Jetzt waren wir staatenlos. Mit der Auflage, innerhalb von 24 Stunden das Land verlassen zu müssen, machten wir uns sofort auf den Weg.

Fragen an der Grenze

Mein Großvater hatte einen Anhänger an seinen blauen Lada gehängt, drin war neben unseren Koffern unser gesamtes Bettzeug. Meine Mutter saß auf dem Beifahrersitz, meine beiden Brüder und ich auf der Rückbank. Im Auto hinter uns folgten meine Großmutter und ihr Bruder, die uns an diesem Tag begleiten wollten. Als Rentner verfügten sie über eine Reiseerlaubnis.

Die Straßen waren nebelverhangen, die Luft grau und kalt. Wir fuhren etwa eine knappe Stunde in südöstlicher Richtung. In einem Waldstück hatten wir plötzlich die Staatsgrenze erreicht.

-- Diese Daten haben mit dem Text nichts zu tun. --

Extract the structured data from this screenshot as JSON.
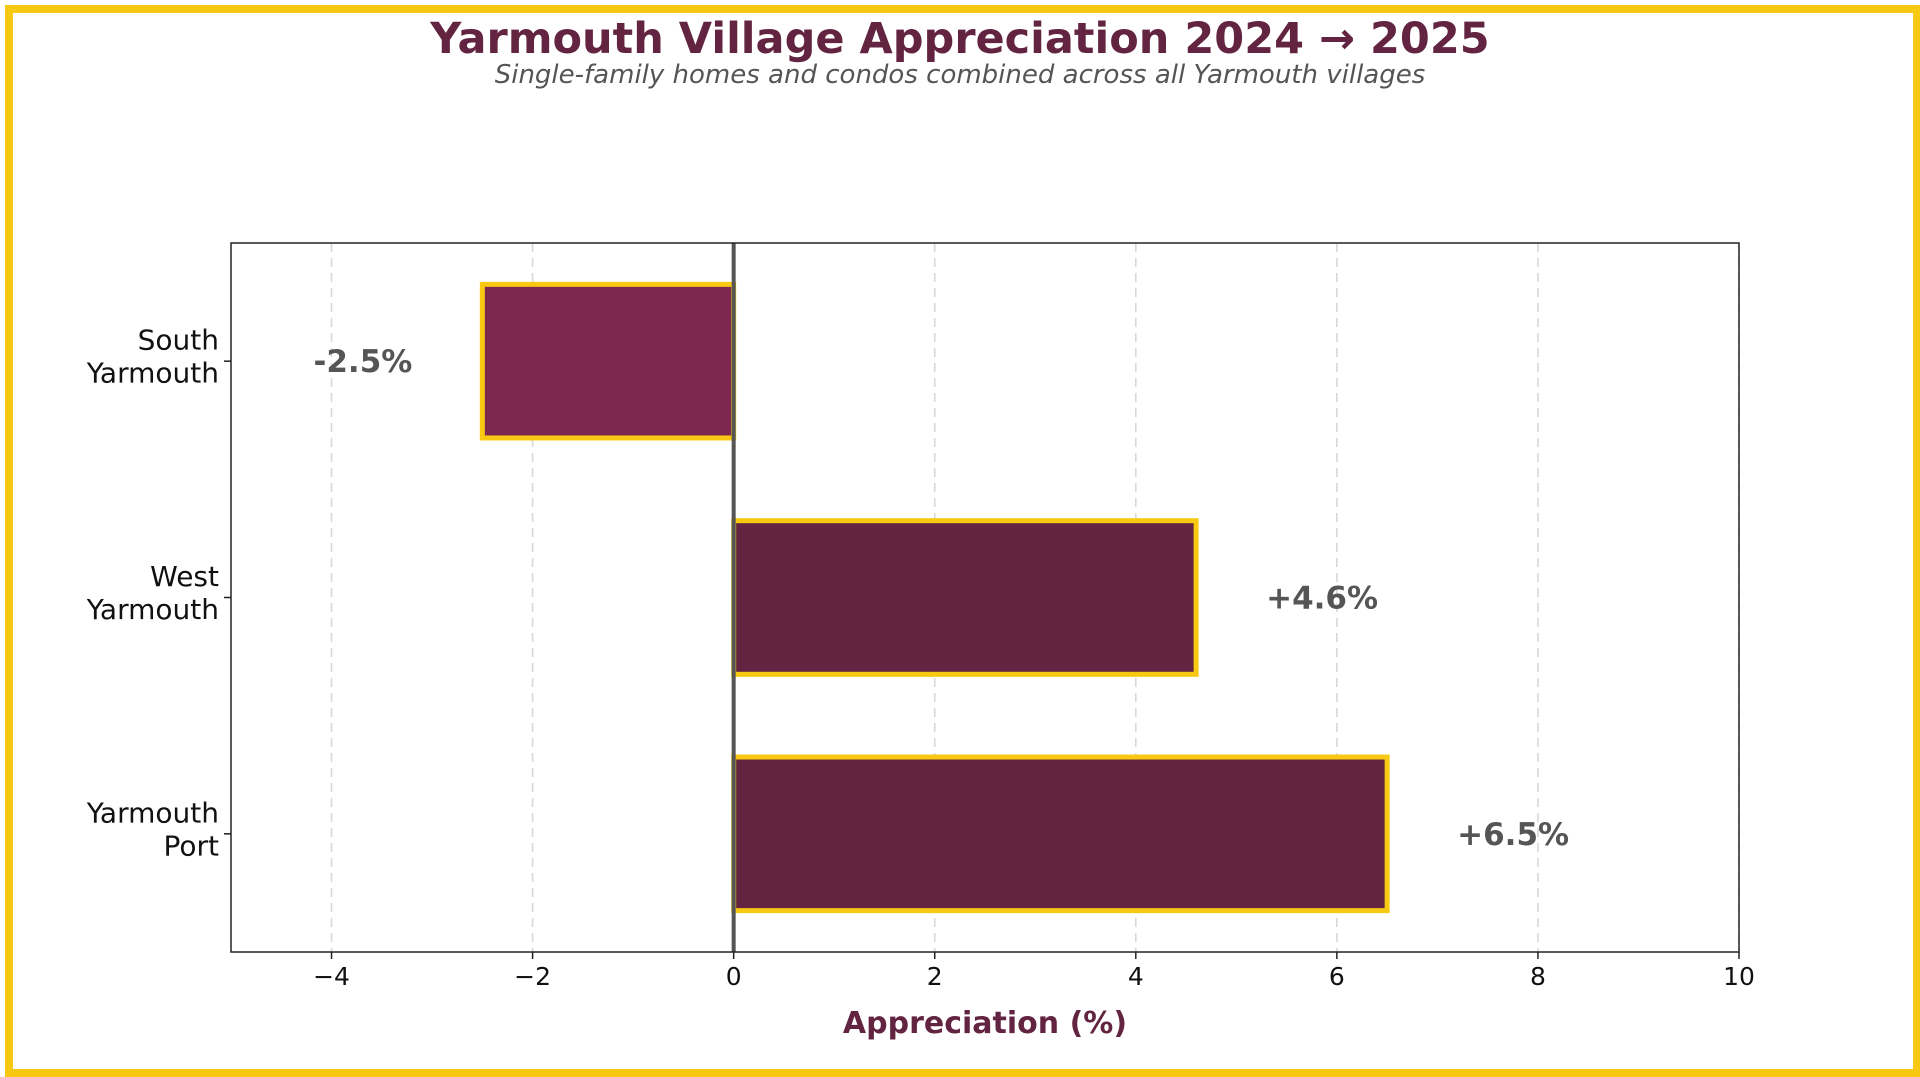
{
  "colors": {
    "frame": "#f7c912",
    "title": "#622440",
    "bar_positive": "#622440",
    "bar_negative": "#7d284f",
    "bar_edge": "#f7c912",
    "label_text": "#555555",
    "zero_line": "#555555"
  },
  "chart_data": {
    "type": "bar",
    "orientation": "horizontal",
    "title": "Yarmouth Village Appreciation 2024 → 2025",
    "subtitle": "Single-family homes and condos combined across all Yarmouth villages",
    "xlabel": "Appreciation (%)",
    "ylabel": "",
    "xlim": [
      -5,
      10
    ],
    "xticks": [
      -4,
      -2,
      0,
      2,
      4,
      6,
      8,
      10
    ],
    "xtick_labels": [
      "−4",
      "−2",
      "0",
      "2",
      "4",
      "6",
      "8",
      "10"
    ],
    "grid": "x dashed",
    "categories": [
      [
        "South",
        "Yarmouth"
      ],
      [
        "West",
        "Yarmouth"
      ],
      [
        "Yarmouth",
        "Port"
      ]
    ],
    "values": [
      -2.5,
      4.6,
      6.5
    ],
    "value_labels": [
      "-2.5%",
      "+4.6%",
      "+6.5%"
    ]
  }
}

Wie schnell wir hier angekommen waren! Wie oft waren wir hier langgefahren, nichts ahnend, dass gleich hinter dem Berg schon der Westen beginnt!

Wir hielten die Luft an. Der Grenzer kam auf unser Auto zu, meine Mutter gab ihm die Papiere. Neben ihm beugte sich ein Journalist ans Fenster. Er fragte meine Mutter nach ihrem Beruf. "Zahnärztin also. Haben Sie denn gar kein schlechtes Gewissen, Ihre Patienten im Stich zu lassen?" Ich weiß nicht mehr, was meine Mutter antwortete. Viel kann es nicht gewesen sein und der Moment für heroische Aussagen schien für sie auch noch nicht gekommen. Sie war verunsichert und wollte weiter.

Sprung aus dem fahrenden Auto

Wir passierten die Grenze. Der Boden unter uns war jetzt bayerisch. Wieder wartete ein Reporter. Woher wir kämen und wohin wir wollten, fragte er. Fast wie die Grenzer zuvor, aber eben nur fast. Er zeigte Freundlichkeit und Interesse. Ab jetzt wird wohl einiges anders werden, dachte ich. Wider mein Erwarten roch die Luft immer noch gleich.

Im nächsten Ort fuhren wir auf einen Parkplatz. Schon von weitem sah ich meinen Vater neben einem VW-Bus stehen. Jetzt warten, bis unser Auto zum Stehen kam, war für mich unmöglich. Ich hielt es nicht mehr aus, riss die Tür unseres fahrenden Ladas auf und sprang aus dem Auto. Heulend rannte ich meinem Vater in die Arme.

Natürlich bin ich froh, dass die Mauer nicht mehr steht. Ich bin auch froh, dass es die DDR nicht mehr gibt und dass dieses Beispiel der Geschichte zeigt, wie viel menschliche Courage bewirken kann.

Am 10. November 1989 war ich jedoch einfach nur glücklich, dass unsere Familie wieder vereint war.